En Belgique, le "Sauvage", personnage de carnaval grimé en noir, défile malgré les accusations de racisme

Un collectif antiraciste belge a lancé une pétition et interpellé l'Unesco pour faire disparaître cette figure controversée de la ducasse d'Ath, une fête remontant au XVIe siècle, organisée à la fin du mois d'août dans cette ville de Wallonie.

Détail de décorations lors de la ducasse, une fête traditionnelle organisée à Ath (Belgique), le 27 août 2017.
Détail de décorations lors de la ducasse, une fête traditionnelle organisée à Ath (Belgique), le 27 août 2017. (NICOLAS MAETERLINCK / BELGA MAG / AFP)

Le "Sauvage" a défilé, malgré la polémique, dimanche 25 août lors de la ducasse d'Ath, à Ath, en Wallonie (Belgique). Il a reçu le soutien du public, certains spectateurs l'acclamant et arborant un tee-shirt "Je suis Sauvage". Au début de la parade, il est toutefois venu remettre symboliquement ses chaînes au bourgmestre, dans un geste d'apaisement. Car ce personnage de carnaval, grimé en noir, portant un anneau dans le nez et des chaînes aux poignets, est assimilé par certaines associations au "blackface" américain et est accusé de racisme.
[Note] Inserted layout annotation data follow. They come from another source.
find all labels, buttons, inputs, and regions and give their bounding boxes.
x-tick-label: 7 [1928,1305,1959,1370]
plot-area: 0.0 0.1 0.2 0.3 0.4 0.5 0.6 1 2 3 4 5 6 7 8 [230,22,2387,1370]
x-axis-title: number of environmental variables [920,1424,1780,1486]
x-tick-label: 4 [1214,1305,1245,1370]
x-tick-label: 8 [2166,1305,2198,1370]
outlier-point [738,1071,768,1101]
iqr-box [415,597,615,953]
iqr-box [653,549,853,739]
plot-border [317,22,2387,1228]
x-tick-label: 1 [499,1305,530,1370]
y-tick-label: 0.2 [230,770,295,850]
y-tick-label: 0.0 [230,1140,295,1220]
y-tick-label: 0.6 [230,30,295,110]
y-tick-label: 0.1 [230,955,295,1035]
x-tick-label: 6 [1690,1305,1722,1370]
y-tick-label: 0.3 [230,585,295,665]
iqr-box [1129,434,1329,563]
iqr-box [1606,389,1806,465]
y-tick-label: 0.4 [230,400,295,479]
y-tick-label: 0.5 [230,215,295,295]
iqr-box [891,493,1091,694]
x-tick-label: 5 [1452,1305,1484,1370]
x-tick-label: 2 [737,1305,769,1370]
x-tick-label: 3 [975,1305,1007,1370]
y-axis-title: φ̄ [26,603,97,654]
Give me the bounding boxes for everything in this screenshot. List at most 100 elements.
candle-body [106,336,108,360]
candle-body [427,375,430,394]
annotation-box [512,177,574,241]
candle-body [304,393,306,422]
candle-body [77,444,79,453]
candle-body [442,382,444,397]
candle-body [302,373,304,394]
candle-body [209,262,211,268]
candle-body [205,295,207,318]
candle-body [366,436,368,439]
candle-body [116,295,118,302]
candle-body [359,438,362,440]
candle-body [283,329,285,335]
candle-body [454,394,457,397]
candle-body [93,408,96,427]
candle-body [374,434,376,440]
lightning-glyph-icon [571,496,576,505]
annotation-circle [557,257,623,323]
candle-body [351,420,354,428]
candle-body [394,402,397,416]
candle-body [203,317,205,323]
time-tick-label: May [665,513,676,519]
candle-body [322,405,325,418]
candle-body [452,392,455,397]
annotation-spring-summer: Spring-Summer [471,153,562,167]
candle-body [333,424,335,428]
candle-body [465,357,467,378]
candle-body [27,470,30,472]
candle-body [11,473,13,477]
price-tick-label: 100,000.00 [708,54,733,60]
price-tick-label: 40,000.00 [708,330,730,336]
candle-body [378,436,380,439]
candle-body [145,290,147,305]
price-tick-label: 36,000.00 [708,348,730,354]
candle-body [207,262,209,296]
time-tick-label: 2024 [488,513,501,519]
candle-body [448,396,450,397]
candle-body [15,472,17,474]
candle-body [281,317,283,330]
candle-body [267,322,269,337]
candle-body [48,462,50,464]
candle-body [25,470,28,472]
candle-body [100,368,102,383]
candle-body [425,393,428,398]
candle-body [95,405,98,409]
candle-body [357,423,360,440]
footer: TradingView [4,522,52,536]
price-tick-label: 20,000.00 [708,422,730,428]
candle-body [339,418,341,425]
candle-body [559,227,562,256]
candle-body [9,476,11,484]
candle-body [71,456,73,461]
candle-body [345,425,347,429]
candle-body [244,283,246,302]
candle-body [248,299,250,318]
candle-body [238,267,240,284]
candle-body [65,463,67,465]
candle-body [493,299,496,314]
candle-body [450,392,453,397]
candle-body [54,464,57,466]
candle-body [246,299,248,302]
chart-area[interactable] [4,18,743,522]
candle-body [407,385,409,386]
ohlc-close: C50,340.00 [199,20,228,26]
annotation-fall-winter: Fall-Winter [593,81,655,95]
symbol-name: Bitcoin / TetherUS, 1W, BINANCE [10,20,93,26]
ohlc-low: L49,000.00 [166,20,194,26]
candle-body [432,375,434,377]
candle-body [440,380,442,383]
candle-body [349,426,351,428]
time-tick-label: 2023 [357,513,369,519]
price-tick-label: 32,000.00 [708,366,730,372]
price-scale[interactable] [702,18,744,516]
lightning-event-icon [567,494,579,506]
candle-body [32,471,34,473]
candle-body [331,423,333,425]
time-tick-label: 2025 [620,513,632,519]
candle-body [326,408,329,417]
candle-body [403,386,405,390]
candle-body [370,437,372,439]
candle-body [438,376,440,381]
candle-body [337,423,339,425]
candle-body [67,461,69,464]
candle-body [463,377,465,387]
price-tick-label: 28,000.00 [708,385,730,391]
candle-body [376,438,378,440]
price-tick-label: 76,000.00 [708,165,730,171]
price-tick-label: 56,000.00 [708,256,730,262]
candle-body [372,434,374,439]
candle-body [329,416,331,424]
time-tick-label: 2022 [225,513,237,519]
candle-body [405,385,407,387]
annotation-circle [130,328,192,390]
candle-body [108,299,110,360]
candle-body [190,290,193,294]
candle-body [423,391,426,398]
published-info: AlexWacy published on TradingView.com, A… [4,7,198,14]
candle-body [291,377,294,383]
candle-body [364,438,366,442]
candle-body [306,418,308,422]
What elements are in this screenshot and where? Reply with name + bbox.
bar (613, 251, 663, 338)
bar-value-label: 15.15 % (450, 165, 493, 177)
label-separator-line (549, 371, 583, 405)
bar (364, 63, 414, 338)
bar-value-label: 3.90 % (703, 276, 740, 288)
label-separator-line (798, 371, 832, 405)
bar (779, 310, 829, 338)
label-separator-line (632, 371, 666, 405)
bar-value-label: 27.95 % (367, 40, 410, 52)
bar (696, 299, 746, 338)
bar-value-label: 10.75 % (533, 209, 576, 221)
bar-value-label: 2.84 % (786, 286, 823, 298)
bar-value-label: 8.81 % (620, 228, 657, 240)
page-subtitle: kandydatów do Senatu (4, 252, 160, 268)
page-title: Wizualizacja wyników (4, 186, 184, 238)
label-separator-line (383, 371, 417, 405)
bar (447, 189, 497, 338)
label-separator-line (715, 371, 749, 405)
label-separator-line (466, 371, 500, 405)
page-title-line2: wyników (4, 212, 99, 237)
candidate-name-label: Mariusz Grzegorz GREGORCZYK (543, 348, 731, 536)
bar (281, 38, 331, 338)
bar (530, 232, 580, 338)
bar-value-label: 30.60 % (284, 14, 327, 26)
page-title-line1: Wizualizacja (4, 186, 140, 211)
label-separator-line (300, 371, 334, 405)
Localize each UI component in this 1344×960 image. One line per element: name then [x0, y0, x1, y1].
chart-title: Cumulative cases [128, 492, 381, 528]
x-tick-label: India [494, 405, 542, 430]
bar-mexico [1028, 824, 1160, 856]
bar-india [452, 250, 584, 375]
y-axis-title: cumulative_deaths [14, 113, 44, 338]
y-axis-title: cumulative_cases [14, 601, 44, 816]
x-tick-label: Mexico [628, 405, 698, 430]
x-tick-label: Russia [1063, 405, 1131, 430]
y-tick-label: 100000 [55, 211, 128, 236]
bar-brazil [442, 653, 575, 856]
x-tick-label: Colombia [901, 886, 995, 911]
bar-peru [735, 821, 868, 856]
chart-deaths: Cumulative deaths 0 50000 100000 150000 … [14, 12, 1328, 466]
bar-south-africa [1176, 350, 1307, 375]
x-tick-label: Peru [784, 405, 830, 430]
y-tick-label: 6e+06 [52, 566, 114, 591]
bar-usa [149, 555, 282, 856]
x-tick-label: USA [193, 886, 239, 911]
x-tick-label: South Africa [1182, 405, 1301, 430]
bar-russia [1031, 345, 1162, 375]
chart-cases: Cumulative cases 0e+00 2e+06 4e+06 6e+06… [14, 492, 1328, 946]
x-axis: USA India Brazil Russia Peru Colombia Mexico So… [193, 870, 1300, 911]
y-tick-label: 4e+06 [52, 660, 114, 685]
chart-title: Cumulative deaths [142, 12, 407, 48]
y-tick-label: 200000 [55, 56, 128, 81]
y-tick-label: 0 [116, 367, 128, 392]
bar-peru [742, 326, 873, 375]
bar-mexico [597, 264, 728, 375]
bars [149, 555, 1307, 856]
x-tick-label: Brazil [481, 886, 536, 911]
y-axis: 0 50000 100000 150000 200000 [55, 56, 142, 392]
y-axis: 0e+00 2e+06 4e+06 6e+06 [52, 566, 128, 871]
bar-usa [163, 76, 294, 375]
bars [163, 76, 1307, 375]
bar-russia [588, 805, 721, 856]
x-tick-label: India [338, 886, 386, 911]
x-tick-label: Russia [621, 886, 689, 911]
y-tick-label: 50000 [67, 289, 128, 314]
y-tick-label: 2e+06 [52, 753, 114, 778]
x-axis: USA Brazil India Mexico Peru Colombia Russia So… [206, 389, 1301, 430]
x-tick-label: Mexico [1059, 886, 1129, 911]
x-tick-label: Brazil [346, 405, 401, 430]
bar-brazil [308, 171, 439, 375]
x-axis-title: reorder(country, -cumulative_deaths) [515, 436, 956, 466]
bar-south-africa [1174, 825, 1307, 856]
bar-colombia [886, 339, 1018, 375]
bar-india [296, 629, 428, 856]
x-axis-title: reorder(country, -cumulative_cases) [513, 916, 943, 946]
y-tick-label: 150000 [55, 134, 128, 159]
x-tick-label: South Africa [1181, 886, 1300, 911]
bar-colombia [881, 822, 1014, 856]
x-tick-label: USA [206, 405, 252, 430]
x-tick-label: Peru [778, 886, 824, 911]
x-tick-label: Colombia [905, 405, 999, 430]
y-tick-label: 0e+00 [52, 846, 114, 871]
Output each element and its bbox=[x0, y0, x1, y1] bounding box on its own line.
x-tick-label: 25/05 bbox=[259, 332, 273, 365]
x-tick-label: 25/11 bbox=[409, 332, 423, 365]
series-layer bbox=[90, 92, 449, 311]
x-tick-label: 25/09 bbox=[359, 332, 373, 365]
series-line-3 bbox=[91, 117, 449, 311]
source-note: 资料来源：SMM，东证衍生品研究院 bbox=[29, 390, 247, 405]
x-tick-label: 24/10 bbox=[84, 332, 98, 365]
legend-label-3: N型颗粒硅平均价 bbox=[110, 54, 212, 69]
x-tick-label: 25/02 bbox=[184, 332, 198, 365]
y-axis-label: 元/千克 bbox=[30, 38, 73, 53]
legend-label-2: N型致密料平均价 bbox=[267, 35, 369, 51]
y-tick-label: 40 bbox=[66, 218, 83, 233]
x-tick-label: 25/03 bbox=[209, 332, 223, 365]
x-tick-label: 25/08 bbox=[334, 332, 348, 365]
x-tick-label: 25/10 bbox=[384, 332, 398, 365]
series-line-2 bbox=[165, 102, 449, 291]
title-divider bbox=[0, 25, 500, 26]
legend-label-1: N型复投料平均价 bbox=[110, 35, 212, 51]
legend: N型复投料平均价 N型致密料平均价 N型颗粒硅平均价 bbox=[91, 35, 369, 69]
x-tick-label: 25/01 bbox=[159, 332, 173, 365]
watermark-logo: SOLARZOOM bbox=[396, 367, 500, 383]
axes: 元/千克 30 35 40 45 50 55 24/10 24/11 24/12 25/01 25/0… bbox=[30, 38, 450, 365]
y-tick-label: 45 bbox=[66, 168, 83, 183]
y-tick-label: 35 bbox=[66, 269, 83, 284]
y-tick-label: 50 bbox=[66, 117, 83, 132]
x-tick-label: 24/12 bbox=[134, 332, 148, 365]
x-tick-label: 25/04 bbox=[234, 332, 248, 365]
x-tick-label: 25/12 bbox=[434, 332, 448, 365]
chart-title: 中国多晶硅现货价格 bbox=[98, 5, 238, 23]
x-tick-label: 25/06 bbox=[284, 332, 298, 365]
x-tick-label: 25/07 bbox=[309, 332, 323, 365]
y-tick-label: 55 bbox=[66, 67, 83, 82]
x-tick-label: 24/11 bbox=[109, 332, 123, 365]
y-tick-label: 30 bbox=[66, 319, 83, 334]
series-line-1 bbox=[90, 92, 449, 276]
Le "Sauvage" est attaqué par un collectif antiraciste, baptisé Bruxelles Panthères, qui a lancé une pétition sur la plateforme Change.org, début août, afin d'obtenir sa disparition. Les Bruxelles Panthères ont également saisi l'Unesco, car la fête de la ducasse d'Ath est inscrite depuis 2008 au patrimoine culturel immatériel de l'humanité.

"Il est temps de réagir à la négrophobie sévissant en Belgique", écrivait le porte-parole des Bruxelles Panthères, demandant que la ducasse d'Ath soit privée "s'il le faut" de son label Unesco. La pratique du "blackface" dans plusieurs carnavals ou célébrations folkloriques de Belgique – ancienne puissance coloniale au Congo – fait subir aux populations noires du pays "une injustifiable violence symbolique", selon lui.

"Faire évoluer" l'événement

L'organisation de l'ONU s'est mêlée à la controverse, en répondant à l'association par un e-mail, dont l'AFP a obtenu copie. Le sous-directeur général pour la Culture de l'agence onusienne rappelle qu'en tant que célébration inscrite à l'Unesco, la manifestation doit se conformer à des principes, en particulier "l'exigence du respect mutuel entre communautés, groupes et individus".

De leur côté, la municipalité et les organisateurs de la ducasse d'Ath se sont dits ouverts au débat pour "faire évoluer" l'événement. "La population ne vit pas ce jeu festif comme étant un acte raciste, mais veut bien entendre que ça peut choquer quelqu'un d'extérieur qui ne connaît pas le contexte", a déclaré à l'AFP Laurent Dubuisson, l'historien qui dirige la Maison des géants à Ath.

La ducasse d'Ath existe depuis le XVIe siècle et rassemble des dizaines de milliers de personnes le dernier week-end d'août, avec comme point d'orgue le cortège du dimanche dont le "Sauvage" est la vedette.